NKF.python2 enables us to convert Japanese text encoding without specifying input text coding. This article explains how to install and use NKF.python2.
First, install NKF.python2 on your linux system:
# download nkf using git
$ git clone git://git.sourceforge.jp/gitroot/nkf/nkf.git
Cloning into 'nkf'...
remote: Counting objects: 1378, done.
remote: Compressing objects: 100% (432/432), done.
remote: Total 1378 (delta 945), reused 1378 (delta 945)
Receiving objects: 100% (1378/1378), 503.08 KiB, done.

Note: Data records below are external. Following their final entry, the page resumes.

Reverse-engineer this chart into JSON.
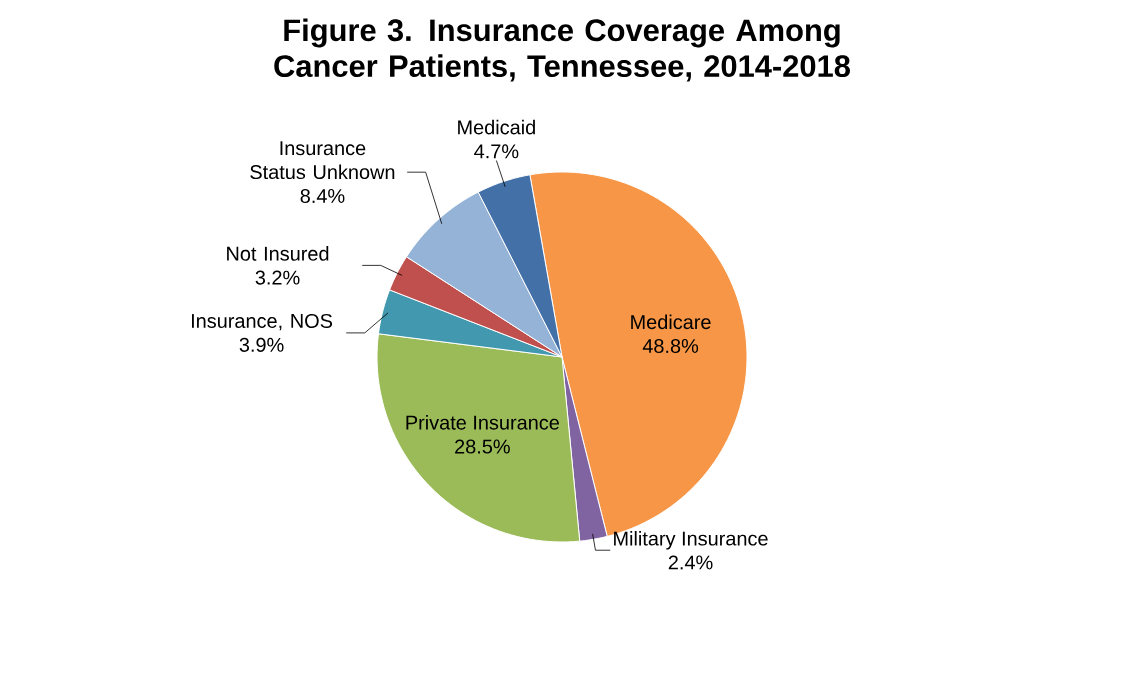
{
  "chart_data": {
    "type": "pie",
    "title": "Figure 3. Insurance Coverage Among Cancer Patients, Tennessee, 2014-2018",
    "categories": [
      "Medicare",
      "Military Insurance",
      "Private Insurance",
      "Insurance, NOS",
      "Not Insured",
      "Insurance Status Unknown",
      "Medicaid"
    ],
    "values": [
      48.8,
      2.4,
      28.5,
      3.9,
      3.2,
      8.4,
      4.7
    ],
    "value_labels": [
      "48.8%",
      "2.4%",
      "28.5%",
      "3.9%",
      "3.2%",
      "8.4%",
      "4.7%"
    ],
    "colors": [
      "#f79646",
      "#8064a2",
      "#9bbb59",
      "#4198af",
      "#c0504d",
      "#95b3d7",
      "#4470a8"
    ]
  }
}
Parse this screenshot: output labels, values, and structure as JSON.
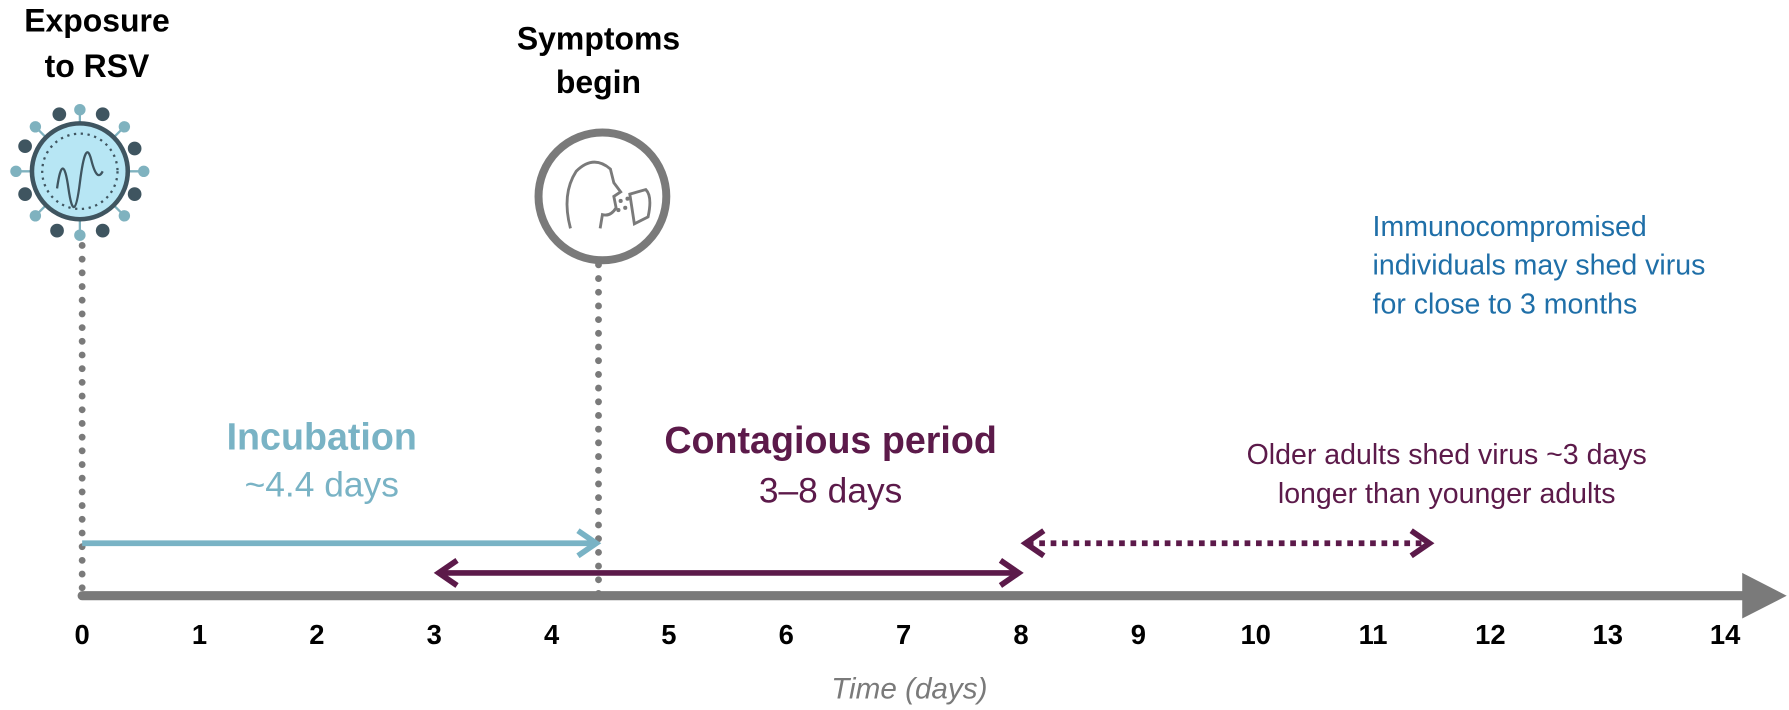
{
  "axis": {
    "label": "Time (days)",
    "xlim": [
      0,
      14
    ],
    "ticks": [
      0,
      1,
      2,
      3,
      4,
      5,
      6,
      7,
      8,
      9,
      10,
      11,
      12,
      13,
      14
    ]
  },
  "events": [
    {
      "label": [
        "Exposure",
        "to RSV"
      ],
      "x": 0
    },
    {
      "label": [
        "Symptoms",
        "begin"
      ],
      "x": 4.4
    }
  ],
  "periods": [
    {
      "title": "Incubation",
      "subtitle": "~4.4 days",
      "start": 0,
      "end": 4.4,
      "color": "#79b3c5"
    },
    {
      "title": "Contagious period",
      "subtitle": "3–8 days",
      "start": 3,
      "end": 8,
      "color": "#5c1a4a"
    },
    {
      "note": [
        "Older adults shed virus ~3 days",
        "longer than younger adults"
      ],
      "start": 8,
      "end": 11.5,
      "color": "#5c1a4a"
    }
  ],
  "note": {
    "lines": [
      "Immunocompromised",
      "individuals may shed virus",
      "for close to 3 months"
    ],
    "color": "#1f6fa8"
  }
}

Resolving deltas: 100% (945/945), done.
$ cd nkf
$ sudo make install #if you want
$ cd NKF.python2
$ python setup.py build
$ python setup.py install
Second, check NKF.python2 is installed correctly:
$ python
Python 2.7.3 (default, Apr 20 2012, 22:39:59)
[GCC 4.6.3] on linux2
Type "help", "copyright", "credits" or "license" for more information.
>>> import nkf
>>>
Finally, test NKF.python2 (path_to_file points japanese enceded text file):
with open(path_to_file, 'r') as F:
data = [nkf("-w -Lu -d", row) for row in F]
Above code converts encoding of each row to utf-8 *without* specifying types of encoding of input file. This feature is very useful if you do not know which encode is used for input file or you need to read several input files which have different encoding each simultaneously.